William Blake Dantes Divine Comedy

A Video Book Review© by VanGerven|VanRijnberk about Taschen XL edition of William Blake Dante’s Divine Comedy. It contains all the 102 illustrations William Blake made for Dante’s most loved poem. Dante was an Italian, Florence born, medieval poet. His trilogy poem “Divine Comedy” is a masterpiece of world literature that captivated many medieval readers. Each successive era remains spellbound too by Dante’s sublime portraits of Hell, Purgatory, and Heaven. Dante’s Divine Comedy was admired for its imagination and inventions, although its many scenes of horror and fantasy were also thought shocking and extravagant.

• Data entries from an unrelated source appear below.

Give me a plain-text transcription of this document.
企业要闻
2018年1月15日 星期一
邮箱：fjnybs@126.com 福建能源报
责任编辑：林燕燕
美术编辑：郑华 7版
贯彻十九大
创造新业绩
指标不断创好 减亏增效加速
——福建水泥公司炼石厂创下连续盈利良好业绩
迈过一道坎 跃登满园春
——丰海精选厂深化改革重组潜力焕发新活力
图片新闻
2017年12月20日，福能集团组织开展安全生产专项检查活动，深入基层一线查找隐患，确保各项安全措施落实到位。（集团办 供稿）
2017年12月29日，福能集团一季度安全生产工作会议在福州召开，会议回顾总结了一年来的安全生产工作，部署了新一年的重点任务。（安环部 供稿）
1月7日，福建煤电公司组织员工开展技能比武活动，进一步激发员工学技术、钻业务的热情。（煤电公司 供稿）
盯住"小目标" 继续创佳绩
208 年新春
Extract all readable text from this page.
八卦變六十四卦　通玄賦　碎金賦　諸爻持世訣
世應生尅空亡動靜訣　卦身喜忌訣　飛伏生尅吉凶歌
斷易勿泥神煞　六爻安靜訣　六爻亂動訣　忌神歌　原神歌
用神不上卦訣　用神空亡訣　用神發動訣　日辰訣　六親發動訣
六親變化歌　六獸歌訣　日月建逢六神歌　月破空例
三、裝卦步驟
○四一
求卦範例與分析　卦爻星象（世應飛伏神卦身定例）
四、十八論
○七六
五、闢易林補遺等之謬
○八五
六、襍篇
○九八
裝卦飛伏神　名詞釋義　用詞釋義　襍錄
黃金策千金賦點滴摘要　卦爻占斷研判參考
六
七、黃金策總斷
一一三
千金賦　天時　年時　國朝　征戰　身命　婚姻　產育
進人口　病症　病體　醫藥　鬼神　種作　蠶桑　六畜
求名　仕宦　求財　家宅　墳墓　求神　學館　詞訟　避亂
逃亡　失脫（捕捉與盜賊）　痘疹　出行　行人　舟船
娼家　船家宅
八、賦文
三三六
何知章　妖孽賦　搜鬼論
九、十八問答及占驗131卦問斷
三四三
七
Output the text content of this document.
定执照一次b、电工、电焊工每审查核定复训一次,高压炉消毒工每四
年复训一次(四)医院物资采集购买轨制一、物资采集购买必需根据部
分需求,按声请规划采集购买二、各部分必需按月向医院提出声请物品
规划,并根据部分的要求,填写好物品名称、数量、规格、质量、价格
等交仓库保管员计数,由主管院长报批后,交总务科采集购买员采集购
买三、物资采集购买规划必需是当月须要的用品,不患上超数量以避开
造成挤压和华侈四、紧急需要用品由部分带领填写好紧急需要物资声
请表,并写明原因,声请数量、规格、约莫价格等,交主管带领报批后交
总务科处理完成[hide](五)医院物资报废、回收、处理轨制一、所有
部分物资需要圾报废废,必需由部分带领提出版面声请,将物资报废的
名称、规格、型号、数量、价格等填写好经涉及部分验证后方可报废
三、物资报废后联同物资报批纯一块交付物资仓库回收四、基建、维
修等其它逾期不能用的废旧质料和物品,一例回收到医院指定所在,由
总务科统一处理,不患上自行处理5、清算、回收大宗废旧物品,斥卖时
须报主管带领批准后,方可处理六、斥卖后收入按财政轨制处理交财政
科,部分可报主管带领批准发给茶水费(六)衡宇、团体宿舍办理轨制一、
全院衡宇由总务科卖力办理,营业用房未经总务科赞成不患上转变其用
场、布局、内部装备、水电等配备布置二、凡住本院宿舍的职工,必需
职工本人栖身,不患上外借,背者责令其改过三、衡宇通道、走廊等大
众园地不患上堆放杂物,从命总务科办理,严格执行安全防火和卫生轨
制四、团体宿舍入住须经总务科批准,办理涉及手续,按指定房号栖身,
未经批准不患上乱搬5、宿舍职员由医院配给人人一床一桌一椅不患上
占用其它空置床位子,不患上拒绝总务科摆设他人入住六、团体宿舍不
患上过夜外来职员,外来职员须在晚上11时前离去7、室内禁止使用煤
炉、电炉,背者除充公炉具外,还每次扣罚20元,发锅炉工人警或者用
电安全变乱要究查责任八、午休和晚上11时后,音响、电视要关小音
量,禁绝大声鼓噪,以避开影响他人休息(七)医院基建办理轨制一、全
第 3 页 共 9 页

In the early 19th century, one of England’s great romantic poets paid tribute to Dante’s work. William Blake (1757 – 1827) was gifted at both poetry and painting. William Blake illustrated Dante’s poem Divine Comedy with pencil, pen, ink and watercolour on paper. John Linnell, the chief patron of William Blake during the final years before his death, commissioned the illustrations. Linnell paid William Blake one pound per month. It is generally thought that William Blake, who lived in poverty all his life, began work on the 102 drawings in the third quarter of 1824. The works were left at Blake’s death in 1827 in various stages of completion, ranging from pencil sketches to highly finished watercolours.
In these utterly unique, and distinctive William Blake style illustrations, the artist paid close attention to the details of Dante’s poem. Yet, while faithful to the text, Blake also brings his own perspective to bear on some of Dante’s central themes, including sin, guilt, punishment, revenge, and salvation. In several designs, Blake’s pictorial imagery, particularly when associated with similar motifs in his illuminated books and their iconography, indicates a critical attitude towards Dante. Like Dante’s sweeping poem, Blake’s drawings and watercolours range from scenes of infernal suffering to celestial light, from horrifying human disfigurement to the perfection of physical form.

Dante called his poem a comedy. In classic terminology, a comedy is a work that begins in misery or deep confusion and ends in elation or happiness. Traditionally, a comedy is not something one would laugh about, but an ascension from a low state of confusion to one where all people are combined for the greatest happiness. “Divine” was added by a sixteenth-century editor and publisher and has been retained ever since.

“This book from Tashen – this monstrous, divine in itself. This outrageous most beautiful book is more about Blake than it is about Dante, and yet, for all its epic classicalism, Divine Comedy without Blake is only half the book it should be. There are 324 cloth bound pages with 14 fold out spreads. This book is so much more than an ‘art book’ – it’s an experience.”